Savage told the audience how LL-37, a key anti-microbial peptide, kills bacteria all throughout human bodies and helps fight off infection.

“Your body makes the most LL-37 in places in which you are most likely to encounter bacteria; Your skin, your mouth, your intestines, your lungs, even the surface of your eyes,” Savage said. “If you didn’t make LL-37, your teeth would have rotted out within a few years.”

The professor explained how his team created molecules called ceragenins, which have the same shape as the antimicrobial peptides, but are much smaller, easier to make and are not destroyed by the enzymes released by bacteria.
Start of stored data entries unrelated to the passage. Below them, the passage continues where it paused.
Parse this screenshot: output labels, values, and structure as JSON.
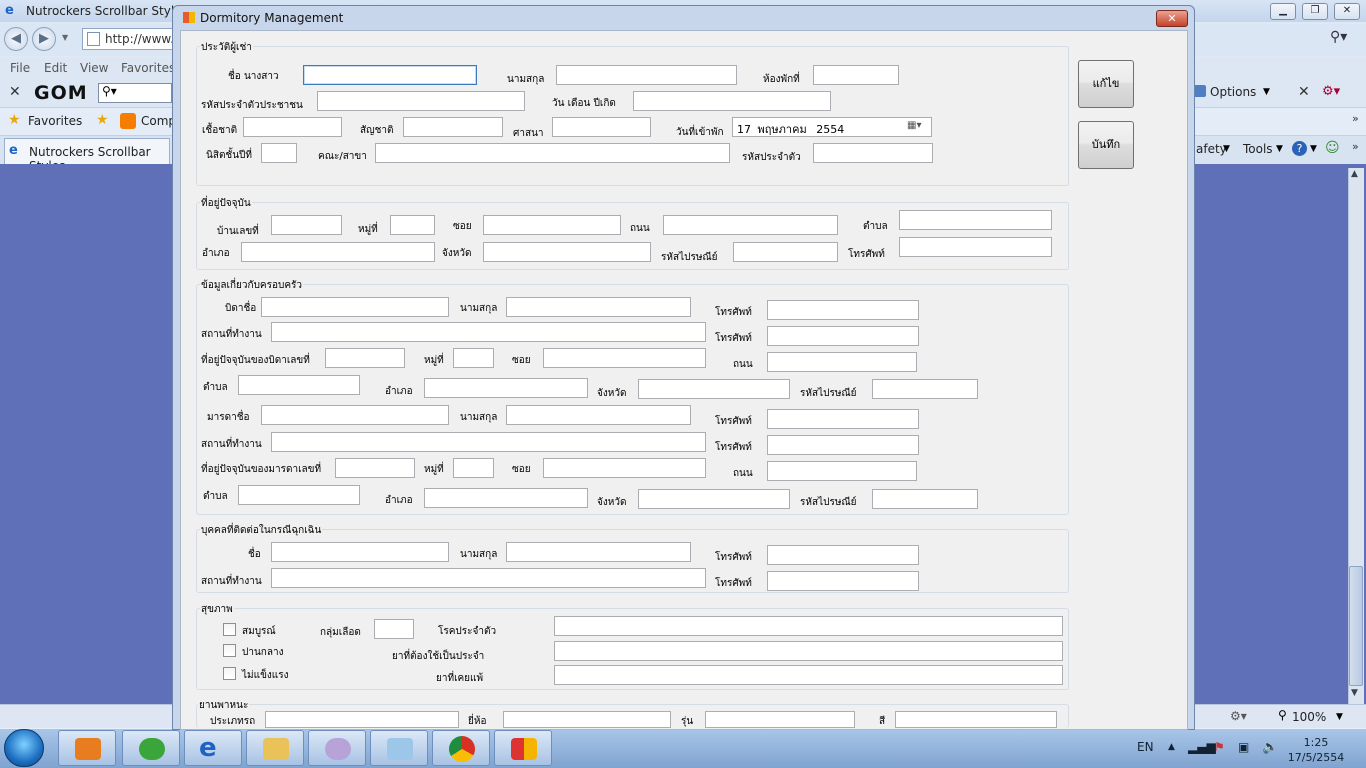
{
  "browser": {
    "title": "Nutrockers Scrollbar StylesH",
    "url": "http://www.",
    "menu": [
      "File",
      "Edit",
      "View",
      "Favorites"
    ],
    "gom": "GOM",
    "options_label": "Options",
    "favorites_label": "Favorites",
    "fav_item": "Comp",
    "tab_title": "Nutrockers Scrollbar Styles",
    "safety_label": "afety",
    "tools_label": "Tools",
    "zoom": "100%"
  },
  "taskbar": {
    "lang": "EN",
    "time": "1:25",
    "date": "17/5/2554"
  },
  "dialog": {
    "title": "Dormitory Management",
    "close": "✕",
    "buttons": {
      "edit": "แก้ไข",
      "save": "บันทึก"
    },
    "tenant": {
      "group": "ประวัติผู้เช่า",
      "firstname_label": "ชื่อ นางสาว",
      "lastname_label": "นามสกุล",
      "room_label": "ห้องพักที่",
      "citizen_id_label": "รหัสประจำตัวประชาชน",
      "birthdate_label": "วัน เดือน ปีเกิด",
      "ethnicity_label": "เชื้อชาติ",
      "nationality_label": "สัญชาติ",
      "religion_label": "ศาสนา",
      "checkin_label": "วันที่เข้าพัก",
      "checkin_day": "17",
      "checkin_month": "พฤษภาคม",
      "checkin_year": "2554",
      "year_label": "นิสิตชั้นปีที่",
      "faculty_label": "คณะ/สาขา",
      "student_id_label": "รหัสประจำตัว"
    },
    "address": {
      "group": "ที่อยู่ปัจจุบัน",
      "house_no_label": "บ้านเลขที่",
      "moo_label": "หมู่ที่",
      "soi_label": "ซอย",
      "road_label": "ถนน",
      "tambon_label": "ตำบล",
      "amphoe_label": "อำเภอ",
      "province_label": "จังหวัด",
      "postcode_label": "รหัสไปรษณีย์",
      "phone_label": "โทรศัพท์"
    },
    "family": {
      "group": "ข้อมูลเกี่ยวกับครอบครัว",
      "father_name_label": "บิดาชื่อ",
      "lastname_label": "นามสกุล",
      "phone_label": "โทรศัพท์",
      "workplace_label": "สถานที่ทำงาน",
      "father_address_label": "ที่อยู่ปัจจุบันของบิดาเลขที่",
      "moo_label": "หมู่ที่",
      "soi_label": "ซอย",
      "road_label": "ถนน",
      "tambon_label": "ตำบล",
      "amphoe_label": "อำเภอ",
      "province_label": "จังหวัด",
      "postcode_label": "รหัสไปรษณีย์",
      "mother_name_label": "มารดาชื่อ",
      "mother_address_label": "ที่อยู่ปัจจุบันของมารดาเลขที่"
    },
    "emergency": {
      "group": "บุคคลที่ติดต่อในกรณีฉุกเฉิน",
      "name_label": "ชื่อ",
      "lastname_label": "นามสกุล",
      "phone_label": "โทรศัพท์",
      "workplace_label": "สถานที่ทำงาน"
    },
    "health": {
      "group": "สุขภาพ",
      "perfect": "สมบูรณ์",
      "moderate": "ปานกลาง",
      "weak": "ไม่แข็งแรง",
      "blood_label": "กลุ่มเลือด",
      "disease_label": "โรคประจำตัว",
      "medicine_label": "ยาที่ต้องใช้เป็นประจำ",
      "allergy_label": "ยาที่เคยแพ้"
    },
    "vehicle": {
      "group": "ยานพาหนะ",
      "type_label": "ประเภทรถ",
      "brand_label": "ยี่ห้อ",
      "model_label": "รุ่น",
      "color_label": "สี"
    }
  }
}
“We, including many collaborators, have studied the properties of ceragenins for years and we find that they do the same or similar things to bacteria as AMPs,” Savage said. “As an added bonus they reduce inflammation around infection sites and accurate healing of tissue in bones.”

Savage explained how he patented his work about ceragenins with BYU’s technology transfer office, which protects and commercializes technologies invented at BYU.

These ceragenins have been licensed by several companies and are being used for multiple solutions throughout the world. Savage said the molecules are being used to provide antimicrobial protection to the surface of endotracheal tubes, which are placed into the windpipe during medical procedures.  

“If a foreign object is placed in or on us, it won’t have an innate immune defense,” Savage said. “We put a ceragenin in a very thin coating on endotracheal tubes to give them their very own innate immune system.

The BYU professor said he would have never dreamed of all the opportunities he has had studying chemistry, biology and immunology and drug development.

“Through all of these adventures I’ve had the chance to work with groups of wonderful, talented and creative people,” Savage said. “By watching countless students here at BYU use their education to be swept into great adventures, and from my own experience I’m convinced that our Father in Heaven has planned adventures for each of us.”